In the meantime the government was going ahead with its suggestion to amend the succession laws to allow Aiko to succeed to the throne. Then in February 2006 came the announcement that Prince Akishino’s wife Kiko was pregnant for the first time in over a decade. It was rumoured that IVF had been used, and it was a foregone conclusion that the child would be a boy. Sure enough, on 6 September Prince Hisahito of Akishino was born, and public support for the changes to the succession law evaporated. Since the birth of the prince, the Akishino family has figured more prominently in Japanese public life, as the branch of the family with the future heir, and the role of the Crown Prince has been somewhat downplayed.

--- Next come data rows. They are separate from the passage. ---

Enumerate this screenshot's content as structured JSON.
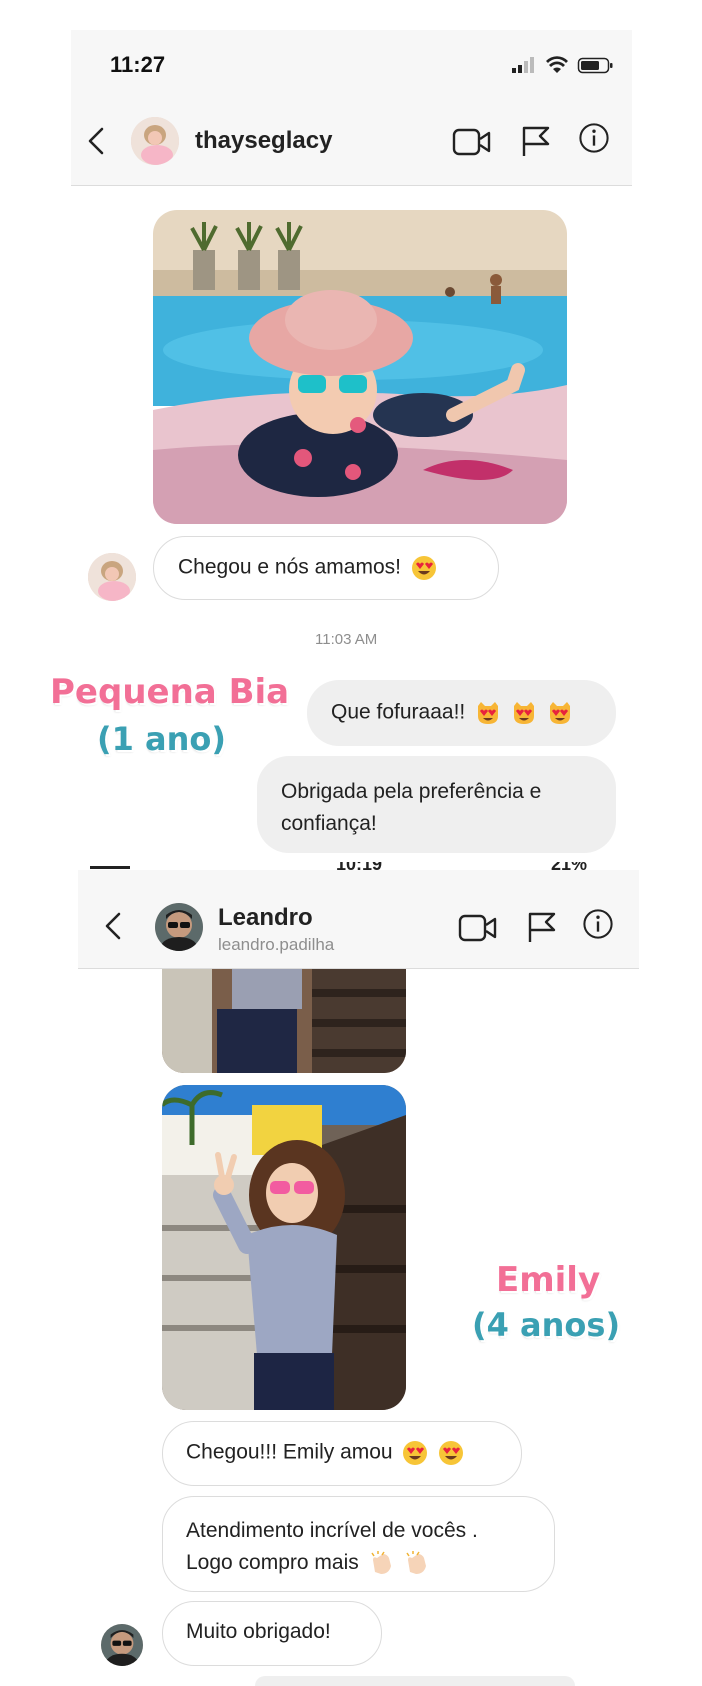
{
  "chat1": {
    "status_time": "11:27",
    "username": "thayseglacy",
    "message_1": "Chegou e nós amamos!",
    "timestamp": "11:03 AM",
    "reply_1": "Que fofuraaa!!",
    "reply_2_line1": "Obrigada pela preferência e",
    "reply_2_line2": "confiança!",
    "caption_name": "Pequena Bia",
    "caption_age": "(1 ano)"
  },
  "chat2": {
    "status_time": "10:19",
    "status_battery": "21%",
    "name": "Leandro",
    "handle": "leandro.padilha",
    "message_1": "Chegou!!! Emily amou",
    "message_2_line1": "Atendimento incrível de vocês .",
    "message_2_line2": "Logo compro mais",
    "message_3": "Muito obrigado!",
    "caption_name": "Emily",
    "caption_age": "(4 anos)"
  },
  "icons": {
    "back": "chevron-left-icon",
    "video": "video-camera-icon",
    "flag": "flag-icon",
    "info": "info-icon",
    "heart_eyes": "heart-eyes-emoji",
    "heart_eyes_cat": "heart-eyes-cat-emoji",
    "clapping": "clapping-hands-emoji"
  },
  "colors": {
    "caption_pink": "#f26f96",
    "caption_teal": "#3aa0b3",
    "incoming_bubble_border": "#dcdcdc",
    "outgoing_bubble": "#efefef"
  }
}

It’s been reported in western newspapers that Prince and Princess Akishino are undertaking trips and duties that would normally be the province of the heir. But of course, with the birth of Prince Hisahito, the more progressive Crown Prince can be safely ignored by the IHA nabobs, knowing that his more conservative younger brother is waiting in the wings with his son and that Pricess Aiko is nothing more than a footnote in the Japanese royal family.
And now, four years later, nothing has changed. Princess Masako is still “recovering slowly” from a condition that isn’t supposed to last more than a few months. Despite the attempt by her husband to plead for a change in the environment that reduced her to this state, nothing has been done and nothing will be done. Princess Aiko has had her own problems, being bullied at school and taking a rather long time to return to full-time attendance. Prince Akishino, once the overshadowed younger son, is front and centre in the imperial family. Prince Naruhito’s dreams of a more open and relevant imperial family, where the women are encouraged to do more than smile and bear sons, appear to be shattered. And Princess Masako, the reluctant princess, has been broken by the system just as she obviously feared would happen when she refused Prince Naruhito’s proposals of marriage for so long. Little point in saying “happy birthday.”
https://theroyaluniverse.com/princess-masako-useless/





posted on June 27, 2011 2:49 PM ()

Comments:

I'll stick to being common!
comment by greatmartin on June 27, 2011 4:32 PM ()
Men are kings in Japan; it's just the women who are relegated to positions of subservience.
reply by timetraveler on June 28, 2011 9:15 AM ()
It's downright archaic.
comment by nittineedles on June 27, 2011 3:37 PM ()
It really is; and to have the Imperial Household Agency behind suggestions that she commit suicide because she didn't produce a male heir is unforgivable. No wonder the poor woman is a basket case. And this is a woman who is highly educated, with a degree from Harvard and post-graduate studies at Oxford.
reply by timetraveler on June 28, 2011 9:13 AM ()
comment by jerms on June 27, 2011 3:24 PM ()
Such a sad case of how women are still second-class citizens in Japan which is supposed to be one of the more civilized countries.